My phone chirps: I handled it badly, it was a huge dick move. She lost her mind and made me erase every trace of you. I'm moving home next week, and I'd like to work it out. I would hate to lose you. She's not worth it if it costs me our relationship, but I didn't know how to reach out. I'm glad you did. I'm sorry.
On a really hard day, I stood in a park and smiled.
Moral of the story: No mistake is too big, if you're willing to take a chance, reach out, and make amends.
I have a close friend who I was involved with many, many moons ago. We've now known each other for about 10 years, and we are very close. We talk to each other most days, and make a point of doing so. We talk about everything and we're both exceptionally sexual people, and very open minded. There isn't much in this world we haven't discussed as a possibility and when either of us is considering something new, we bounce it off the other before heading off into the wilderness with our respective partners.
He came home from school in the spring, we hung out. We talked about his girlfriend who he was breaking up with, life, him moving home this summer, and everything that we've missed in each other's lives since we've not seen each other. We had a few drinks, cooked some ribs, had a few more drinks, a girlfriend of mine showed up, we had some more drinks.
<<>>
The three of us found ourselves in bed. This wasn't anyone's first rodeo in threesome arena, so no issues that way. We had a good time.
Suddenly, a moment of clarity. He misses her. He calls her. She loses her head. It all goes downhill from there. He spends the next hour fighting and making up with her while pacing around the yard and talking on his cell phone. I am violently ill from the vat of wine that I've consumed. The second girl was laying in bed whining about me not coming to cuddle with her (not my scene.)
He sleeps in the spare room. I sleep in my room. She goes home.
The next day, I get up, he wakes up and we have a very brief conversation about the events of the previous night, none of which are very clear to any of us, and then he high tails it home. We're all feeling a little sheepish about the night's events and about things getting out of hand. I decide to give it some time.
A few days later, I see him pop online for about 10 seconds before he disappears. Strange, but I don't think much of it. Then I go to his facebook page, but we're not linked on there anymore. It dawns on me. I've been cut, and it hurts.

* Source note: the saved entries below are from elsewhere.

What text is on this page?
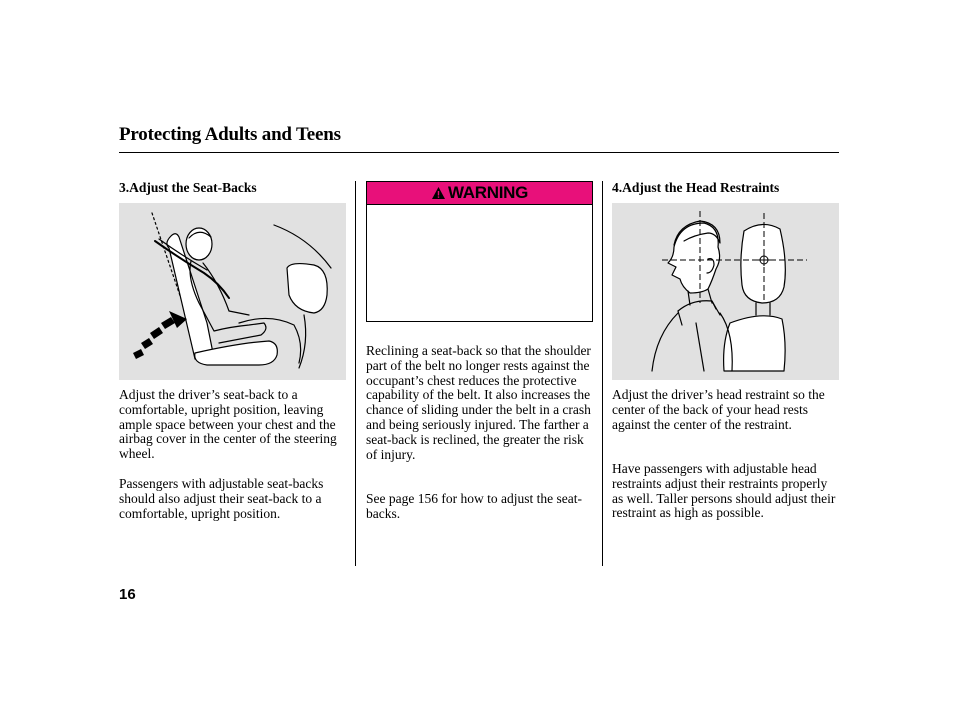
Protecting Adults and Teens
3.Adjust the Seat-Backs

Adjust the driver’s seat-back to a comfortable, upright position, leaving ample space between your chest and the airbag cover in the center of the steering wheel.

Passengers with adjustable seat-backs should also adjust their seat-back to a comfortable, upright position.

WARNING

Reclining a seat-back so that the shoulder part of the belt no longer rests against the occupant’s chest reduces the protective capability of the belt. It also increases the chance of sliding under the belt in a crash and being seriously injured. The farther a seat-back is reclined, the greater the risk of injury.

See page 156 for how to adjust the seat-backs.

4.Adjust the Head Restraints

Adjust the driver’s head restraint so the center of the back of your head rests against the center of the restraint.

Have passengers with adjustable head restraints adjust their restraints properly as well. Taller persons should adjust their restraint as high as possible.

16
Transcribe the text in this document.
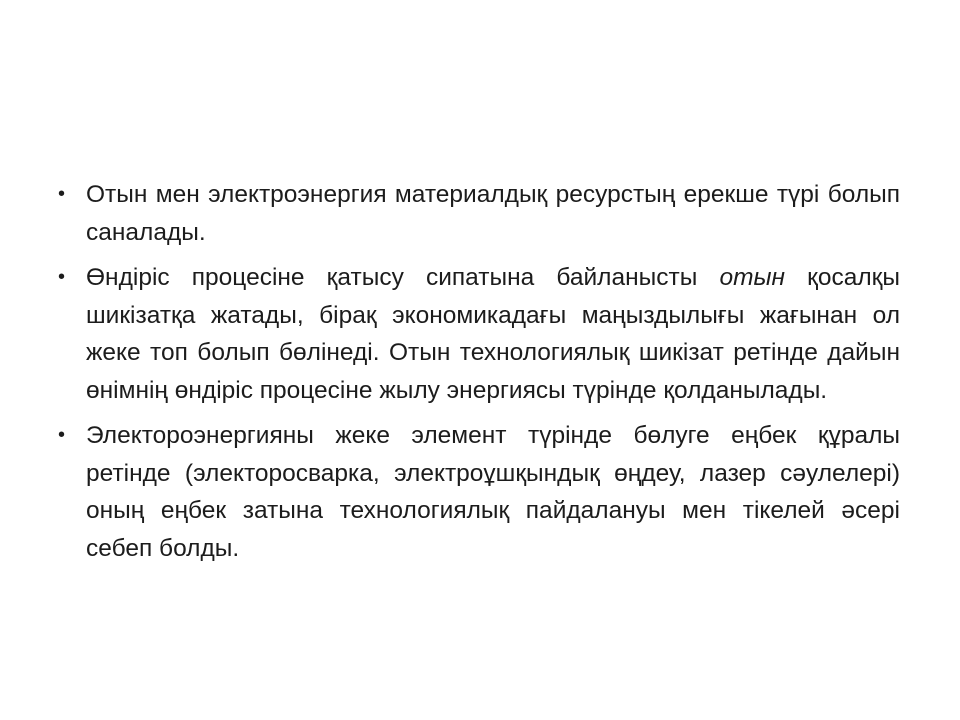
• Отын мен электроэнергия материалдық ресурстың ерекше түрі болып саналады.
• Өндіріс процесіне қатысу сипатына байланысты отын қосалқы шикізатқа жатады, бірақ экономикадағы маңыздылығы жағынан ол жеке топ болып бөлінеді. Отын технологиялық шикізат ретінде дайын өнімнің өндіріс процесіне жылу энергиясы түрінде қолданылады.
• Электороэнергияны жеке элемент түрінде бөлуге еңбек құралы ретінде (электоросварка, электроұшқындық өңдеу, лазер сәулелері) оның еңбек затына технологиялық пайдалануы мен тікелей әсері себеп болды.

We don't talk for a few months, but it has been weighing on my mind. I feel like shit because things got out of hand, and now I've lost someone who was such a huge part of my life.
I am really mad at myself, I resent him for how he handled it and I feel betrayed because I thought that we had more than one mistake.
Today, I had a really shitty day, one of those days when you need the people you lean on, and who lean on you around.
So I gave in. I reached out. I sent him a text. I called him out on how he handled it, made my apologies and identified that I didn't even know if he had moved home and changed his number and I might be too late.
I sent: I doubt that this is your number anymore, but if it is, I want you to know that the whole thing was stupid and that I didn't intend for that to happen. We're all equally responsible, but I'm sorry just the same. On the other hand, disappearing like you did solves nothing. I hope the rest of your semester went well.
I didn't hear anything for a couple of hours, and I was devastated. I thought that he might still be mad, or that I really had waited too long.
My phone chirps: I handled it badly, it was a huge dick move. She lost her mind and made me erase every trace of you. I'm moving home next week, and I'd like to work it out. I would hate to lose you. She's not worth it if it costs me our relationship, but I didn't know how to reach out. I'm glad you did. I'm sorry.
On a really hard day, I stood in a park and smiled.
Moral of the story: No mistake is too big, if you're willing to take a chance, reach out, and make amends.